Managing those competing interests can be hard, but it’s an underwriter’s job. And Morgan Stanley was responsible for coordinating six other banks in finalising the price, per the prospectus. The simple explanation for settling on such a high valuation, even after a bit of a struggle to fill all the orders, is that the owners insisted. They partly crystalised a dizzying multiple of 44 times sales in a rich market.

Fizz in the fiasco

Even so, Paytm’s flop calls into question Morgan Stanley’s earlier decision not to pitch to take Life Insurance Corp of India public. The government’s crown jewel is preparing for a blockbuster listing worth a mooted $14 billion. Government deals take up huge amounts of time and don’t pay but they afford bragging rights.

Morgan Stanley’s decision to opt out may have been influenced by having such a busy pipeline.

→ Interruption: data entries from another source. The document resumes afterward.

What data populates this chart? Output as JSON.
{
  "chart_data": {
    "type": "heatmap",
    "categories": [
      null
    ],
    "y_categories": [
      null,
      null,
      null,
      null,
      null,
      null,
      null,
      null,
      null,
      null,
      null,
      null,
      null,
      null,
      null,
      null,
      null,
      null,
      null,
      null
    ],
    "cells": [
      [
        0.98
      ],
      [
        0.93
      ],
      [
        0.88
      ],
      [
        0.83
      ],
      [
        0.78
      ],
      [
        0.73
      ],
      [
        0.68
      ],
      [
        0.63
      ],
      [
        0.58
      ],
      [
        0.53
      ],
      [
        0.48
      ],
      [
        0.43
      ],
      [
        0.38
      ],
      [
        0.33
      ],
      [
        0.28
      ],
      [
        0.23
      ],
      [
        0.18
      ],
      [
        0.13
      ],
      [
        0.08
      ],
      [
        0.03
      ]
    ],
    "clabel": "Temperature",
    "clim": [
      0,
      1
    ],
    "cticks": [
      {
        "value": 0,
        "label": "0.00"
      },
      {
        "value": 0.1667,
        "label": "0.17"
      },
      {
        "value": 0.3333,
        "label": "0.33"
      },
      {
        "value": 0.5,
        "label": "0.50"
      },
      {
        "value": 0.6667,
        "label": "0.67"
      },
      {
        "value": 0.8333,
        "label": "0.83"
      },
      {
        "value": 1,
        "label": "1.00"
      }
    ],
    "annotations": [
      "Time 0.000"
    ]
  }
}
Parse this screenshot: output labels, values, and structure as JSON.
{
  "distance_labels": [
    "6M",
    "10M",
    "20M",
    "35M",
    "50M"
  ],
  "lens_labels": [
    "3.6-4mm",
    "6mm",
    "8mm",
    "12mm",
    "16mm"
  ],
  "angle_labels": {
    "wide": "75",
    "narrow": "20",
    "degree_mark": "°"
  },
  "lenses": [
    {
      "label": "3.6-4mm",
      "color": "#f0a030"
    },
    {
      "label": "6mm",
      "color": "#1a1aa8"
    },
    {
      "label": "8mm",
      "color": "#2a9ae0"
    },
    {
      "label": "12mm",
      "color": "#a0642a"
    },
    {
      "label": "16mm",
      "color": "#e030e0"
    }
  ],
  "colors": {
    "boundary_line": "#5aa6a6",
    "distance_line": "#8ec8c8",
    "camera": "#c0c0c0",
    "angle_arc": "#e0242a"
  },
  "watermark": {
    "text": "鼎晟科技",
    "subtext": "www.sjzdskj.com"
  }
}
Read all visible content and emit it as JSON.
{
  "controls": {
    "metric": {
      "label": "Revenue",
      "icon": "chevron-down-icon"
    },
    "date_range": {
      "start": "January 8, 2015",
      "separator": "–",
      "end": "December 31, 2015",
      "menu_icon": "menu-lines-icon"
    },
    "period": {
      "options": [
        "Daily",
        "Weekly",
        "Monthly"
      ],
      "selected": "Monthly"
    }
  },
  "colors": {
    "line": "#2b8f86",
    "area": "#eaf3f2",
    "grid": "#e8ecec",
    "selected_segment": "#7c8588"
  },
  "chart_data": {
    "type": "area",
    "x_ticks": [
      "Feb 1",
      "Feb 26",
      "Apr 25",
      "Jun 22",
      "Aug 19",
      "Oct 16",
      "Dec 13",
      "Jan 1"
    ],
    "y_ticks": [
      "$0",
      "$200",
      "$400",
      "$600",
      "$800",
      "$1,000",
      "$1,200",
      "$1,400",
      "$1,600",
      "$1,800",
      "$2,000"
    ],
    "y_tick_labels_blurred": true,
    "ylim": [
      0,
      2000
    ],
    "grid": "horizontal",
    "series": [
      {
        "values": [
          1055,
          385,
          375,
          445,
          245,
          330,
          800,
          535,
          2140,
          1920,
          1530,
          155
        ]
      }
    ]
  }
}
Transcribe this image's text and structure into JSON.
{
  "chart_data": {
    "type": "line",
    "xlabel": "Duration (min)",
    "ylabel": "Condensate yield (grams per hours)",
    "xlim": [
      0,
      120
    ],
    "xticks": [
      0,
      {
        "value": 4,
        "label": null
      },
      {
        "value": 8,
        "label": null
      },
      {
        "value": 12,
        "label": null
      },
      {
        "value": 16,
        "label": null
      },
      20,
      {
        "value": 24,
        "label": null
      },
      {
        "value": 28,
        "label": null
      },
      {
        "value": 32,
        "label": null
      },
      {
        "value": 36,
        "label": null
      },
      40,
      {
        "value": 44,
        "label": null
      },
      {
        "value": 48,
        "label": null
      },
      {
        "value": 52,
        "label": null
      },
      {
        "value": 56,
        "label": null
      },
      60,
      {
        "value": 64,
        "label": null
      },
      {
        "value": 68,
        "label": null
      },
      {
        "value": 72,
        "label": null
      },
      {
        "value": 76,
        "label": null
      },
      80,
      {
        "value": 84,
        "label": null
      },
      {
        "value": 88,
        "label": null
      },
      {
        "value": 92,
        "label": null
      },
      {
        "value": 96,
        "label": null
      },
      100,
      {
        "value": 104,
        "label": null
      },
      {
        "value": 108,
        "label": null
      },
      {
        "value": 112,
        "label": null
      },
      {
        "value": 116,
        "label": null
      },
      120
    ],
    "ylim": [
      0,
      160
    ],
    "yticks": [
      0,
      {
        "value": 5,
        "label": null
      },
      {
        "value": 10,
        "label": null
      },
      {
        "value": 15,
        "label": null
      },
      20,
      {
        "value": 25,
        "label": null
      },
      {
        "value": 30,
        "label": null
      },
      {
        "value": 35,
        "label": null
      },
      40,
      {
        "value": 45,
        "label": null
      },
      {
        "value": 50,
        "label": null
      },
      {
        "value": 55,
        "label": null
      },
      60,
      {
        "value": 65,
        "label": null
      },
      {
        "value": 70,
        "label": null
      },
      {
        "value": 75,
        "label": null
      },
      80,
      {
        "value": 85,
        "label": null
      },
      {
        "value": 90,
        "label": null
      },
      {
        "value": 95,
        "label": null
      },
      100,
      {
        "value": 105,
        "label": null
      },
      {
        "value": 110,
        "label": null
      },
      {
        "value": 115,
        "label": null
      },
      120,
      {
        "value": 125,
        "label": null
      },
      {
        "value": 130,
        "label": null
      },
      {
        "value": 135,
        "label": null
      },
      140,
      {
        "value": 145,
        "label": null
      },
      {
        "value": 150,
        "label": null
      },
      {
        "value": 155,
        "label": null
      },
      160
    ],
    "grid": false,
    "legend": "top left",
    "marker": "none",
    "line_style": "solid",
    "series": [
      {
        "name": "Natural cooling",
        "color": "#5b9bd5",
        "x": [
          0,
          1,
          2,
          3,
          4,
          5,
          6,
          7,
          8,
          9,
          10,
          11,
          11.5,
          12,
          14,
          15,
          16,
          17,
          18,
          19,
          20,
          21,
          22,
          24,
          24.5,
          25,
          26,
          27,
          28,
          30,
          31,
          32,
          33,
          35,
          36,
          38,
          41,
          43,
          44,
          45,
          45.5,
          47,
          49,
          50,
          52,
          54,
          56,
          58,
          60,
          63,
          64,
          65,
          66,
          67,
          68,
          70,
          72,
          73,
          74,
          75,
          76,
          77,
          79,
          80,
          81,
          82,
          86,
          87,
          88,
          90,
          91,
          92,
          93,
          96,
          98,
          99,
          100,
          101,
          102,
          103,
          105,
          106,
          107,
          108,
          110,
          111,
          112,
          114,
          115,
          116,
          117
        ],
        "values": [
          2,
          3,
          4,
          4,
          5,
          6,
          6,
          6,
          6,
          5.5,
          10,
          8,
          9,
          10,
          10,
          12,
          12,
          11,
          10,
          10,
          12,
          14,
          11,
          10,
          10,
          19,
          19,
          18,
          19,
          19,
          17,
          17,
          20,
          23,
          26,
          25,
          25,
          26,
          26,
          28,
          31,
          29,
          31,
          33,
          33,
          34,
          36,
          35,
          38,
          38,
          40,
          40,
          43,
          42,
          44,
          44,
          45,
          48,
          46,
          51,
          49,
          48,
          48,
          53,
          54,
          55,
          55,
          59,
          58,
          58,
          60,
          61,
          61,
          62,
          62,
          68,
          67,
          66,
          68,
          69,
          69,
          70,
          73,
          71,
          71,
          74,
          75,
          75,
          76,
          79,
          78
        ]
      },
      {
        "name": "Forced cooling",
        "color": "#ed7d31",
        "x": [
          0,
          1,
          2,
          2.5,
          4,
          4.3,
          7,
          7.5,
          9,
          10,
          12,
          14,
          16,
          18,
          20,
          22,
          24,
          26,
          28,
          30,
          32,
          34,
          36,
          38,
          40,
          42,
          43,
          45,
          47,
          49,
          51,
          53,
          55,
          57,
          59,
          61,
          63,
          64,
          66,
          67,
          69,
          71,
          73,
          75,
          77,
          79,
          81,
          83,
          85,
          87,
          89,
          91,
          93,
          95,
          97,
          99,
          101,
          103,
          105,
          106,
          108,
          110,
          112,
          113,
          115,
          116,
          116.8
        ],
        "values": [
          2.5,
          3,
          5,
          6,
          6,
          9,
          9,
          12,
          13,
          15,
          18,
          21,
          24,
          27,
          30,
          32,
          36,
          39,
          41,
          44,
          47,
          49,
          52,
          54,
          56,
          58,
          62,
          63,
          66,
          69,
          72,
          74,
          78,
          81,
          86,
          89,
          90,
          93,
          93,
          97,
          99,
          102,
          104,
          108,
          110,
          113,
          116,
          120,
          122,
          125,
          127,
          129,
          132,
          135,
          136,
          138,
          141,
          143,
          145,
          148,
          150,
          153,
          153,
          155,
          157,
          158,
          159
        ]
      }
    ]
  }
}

The bank has been a leader in testing the Indian market’s appetite for money-losing or barely profitable tech firms. Until Paytm, the bank did well, overseeing first-day pops between 20 per cent and 80 per cent for three of India’s most successful prominent tech debuts this year. Two of those, beauty shop Nykaa and PolicyBazaar-owner PB Fintech, went public back-to-back with Paytm, placing additional strain on the latter’s deal.

Every bank runs a dud deal from time to time. Even if there are extenuating circumstances, it’s the lead arranger that risks landing in the sin bin. Unless Paytm’s shares recover fast, that’s where Morgan Stanley is heading.